Remembering Pearl Harbor - 70th Anniversary

Today marks the seventieth anniversary of the Imperial Japanese Navy’s surprise attack on Pearl Harbor, Hawaii.  Beginning a few minutes before eight on the morning of December 7, 1941, two waves of Japanese fighters attacked U.S. forces stationed in and around Pearl. The attack ended two hours after the first assault, and the Japanese fleet slipped silently away into the Pacific. The effect of the assault changed the course of world history forever.

18 ships, including all 8 battleships of the Pacific fleet, were badly damaged or sunk. The most famous of these was the U.S.S. Arizona. At about 8:10, Japanese dive bombers scored a direct hit on the Arizona’s forward turret, igniting a magazine and engulfing the ship in a fiery explosion. The ship quickly sunk, claiming the lives of over 1700 crew members – many of whom remain entombed inside the Arizona’s hull.

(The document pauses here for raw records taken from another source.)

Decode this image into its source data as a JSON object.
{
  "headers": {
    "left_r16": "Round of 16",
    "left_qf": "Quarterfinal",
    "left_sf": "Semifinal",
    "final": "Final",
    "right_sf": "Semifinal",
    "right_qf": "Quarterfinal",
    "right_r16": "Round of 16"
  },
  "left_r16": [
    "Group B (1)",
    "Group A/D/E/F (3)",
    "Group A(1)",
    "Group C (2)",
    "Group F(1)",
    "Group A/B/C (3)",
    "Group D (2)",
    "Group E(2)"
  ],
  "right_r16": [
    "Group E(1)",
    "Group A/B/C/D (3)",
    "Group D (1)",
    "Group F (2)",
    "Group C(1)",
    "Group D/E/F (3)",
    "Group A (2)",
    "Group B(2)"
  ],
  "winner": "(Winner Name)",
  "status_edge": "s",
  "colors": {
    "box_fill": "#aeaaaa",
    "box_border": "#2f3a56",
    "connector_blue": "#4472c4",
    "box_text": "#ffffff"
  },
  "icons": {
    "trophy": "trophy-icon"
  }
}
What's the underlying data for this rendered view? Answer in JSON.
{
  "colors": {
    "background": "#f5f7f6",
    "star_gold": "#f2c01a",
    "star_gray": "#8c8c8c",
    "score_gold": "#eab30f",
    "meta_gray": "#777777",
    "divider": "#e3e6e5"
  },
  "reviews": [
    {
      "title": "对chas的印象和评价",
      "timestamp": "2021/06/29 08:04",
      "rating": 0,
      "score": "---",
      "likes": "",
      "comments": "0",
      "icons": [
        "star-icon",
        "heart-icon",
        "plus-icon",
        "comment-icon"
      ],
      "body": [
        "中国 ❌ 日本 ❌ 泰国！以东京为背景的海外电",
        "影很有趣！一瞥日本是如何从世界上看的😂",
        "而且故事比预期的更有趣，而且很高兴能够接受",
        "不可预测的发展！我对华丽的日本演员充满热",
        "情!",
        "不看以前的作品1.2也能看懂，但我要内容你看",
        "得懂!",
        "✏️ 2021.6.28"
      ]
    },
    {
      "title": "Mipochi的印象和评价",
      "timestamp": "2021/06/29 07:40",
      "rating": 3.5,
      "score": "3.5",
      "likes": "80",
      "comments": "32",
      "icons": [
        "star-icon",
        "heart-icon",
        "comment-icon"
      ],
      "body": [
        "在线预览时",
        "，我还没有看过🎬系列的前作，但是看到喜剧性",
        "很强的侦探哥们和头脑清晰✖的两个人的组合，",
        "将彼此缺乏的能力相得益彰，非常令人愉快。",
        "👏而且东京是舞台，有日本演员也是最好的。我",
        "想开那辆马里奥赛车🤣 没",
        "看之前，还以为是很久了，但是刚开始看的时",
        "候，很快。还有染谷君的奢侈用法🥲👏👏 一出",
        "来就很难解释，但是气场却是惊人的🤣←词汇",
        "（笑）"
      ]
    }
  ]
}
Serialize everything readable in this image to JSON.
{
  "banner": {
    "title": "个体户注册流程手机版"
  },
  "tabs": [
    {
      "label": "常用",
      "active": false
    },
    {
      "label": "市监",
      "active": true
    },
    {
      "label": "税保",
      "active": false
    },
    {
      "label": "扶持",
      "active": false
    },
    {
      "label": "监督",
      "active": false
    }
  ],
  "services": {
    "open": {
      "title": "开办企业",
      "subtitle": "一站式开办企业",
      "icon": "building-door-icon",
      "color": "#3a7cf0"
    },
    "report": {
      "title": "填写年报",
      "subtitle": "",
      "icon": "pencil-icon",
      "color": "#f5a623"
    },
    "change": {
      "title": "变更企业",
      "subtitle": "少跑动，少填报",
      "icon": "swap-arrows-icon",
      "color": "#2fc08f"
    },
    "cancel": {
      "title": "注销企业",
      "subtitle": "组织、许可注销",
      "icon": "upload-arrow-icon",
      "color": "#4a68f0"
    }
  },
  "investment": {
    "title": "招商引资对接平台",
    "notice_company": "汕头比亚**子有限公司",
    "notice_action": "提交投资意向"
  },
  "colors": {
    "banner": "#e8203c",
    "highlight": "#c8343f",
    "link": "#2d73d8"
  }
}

The U.S.S. Arizona burning

Other ships sustained heavy damage and casualties. The USS Oklahoma took several torpedoes below the water and quickly rolled over, trapping a significant portion of her crew inside. Efforts to recover the trapped those trapped began almost immediately. Naval yard workers used acetylene torches to cut through the hull in an attempt to free hundreds of sailors.  Rescuers worked valiantly, cutting through portions of thick steel where they heard trapped crew members clanging objects against the ship’s keel. Despite their best efforts, only 32 survivors were pulled from the capsized vessel.  

U.S.S. Oklahoma - a proud ship

Over 2,000 Americans lost their lives and another 1,000 were wounded in the attacks. The number would increase exponentially in the coming years, as the United States and her allies fought a global war in two hemispheres. The day after the attack, President Roosevelt began the process of uniting a country by delivering his famous “A Date Which Will Live in Infamy” speech. The sneak attack did not bring America to its knees, as the Japanese had hoped.  It only served to unite the country and “awaken a sleeping giant” – a premonition that the mastermind of the attack, Admiral Yamamoto, cautioned his superiors against.


The Arizona Memorial - standing guard over the ship that became a tomb

As you go about your business on this 70th anniversary, pause for just a moment and reflect on the worst attack on American soil before 9/11.  And if you by chance know someone who survived the attack or served during the war, shake their hand and take some time to ask them about their experiences.  There are fewer and fewer of them around these days.